Heterogeneous prompts. Mixed-length prompts (one tenant on a 1024-token context, another on a 4-token prompt) exercise the per-sequence position counter. The ..._variable_kv_position_matches_serial pin covers this.
Continuous batching (admission control). Recipe 26 (multi-tenant preemption) layers a continuous-batch scheduler on top of this primitive: it admits prompts dynamically, packs them into ongoing batches, and evicts on quota. The batched decode step here is the kernel-level substrate; continuous batching is the policy layer above.

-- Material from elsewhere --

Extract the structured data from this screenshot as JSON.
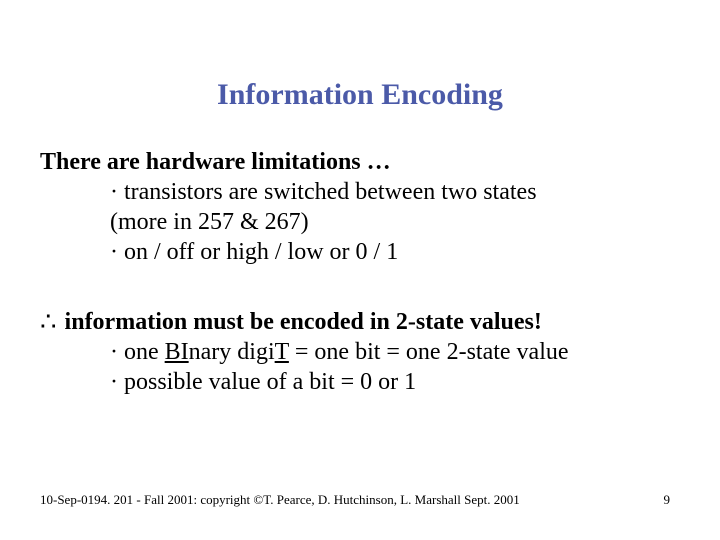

Cross-tenant prefix sharing. When two tenants share a system prompt prefix, a prefix-cache layer can serve them from the same K/V block slots for the prefix portion and switch to per-tenant slots at the divergence point. Filed as a follow-up recipe.

Why This Is Recipe 66

Recipes 61–64 establish single-engine properties. Recipe 65 composes ACROSS engines (draft + target). Recipe 66 composes ACROSS tenants (N sequences in ONE engine’s forward). Together, 65 and 66 establish two-axis composability — the substrate for production LLM serving on fabric-leased hardware.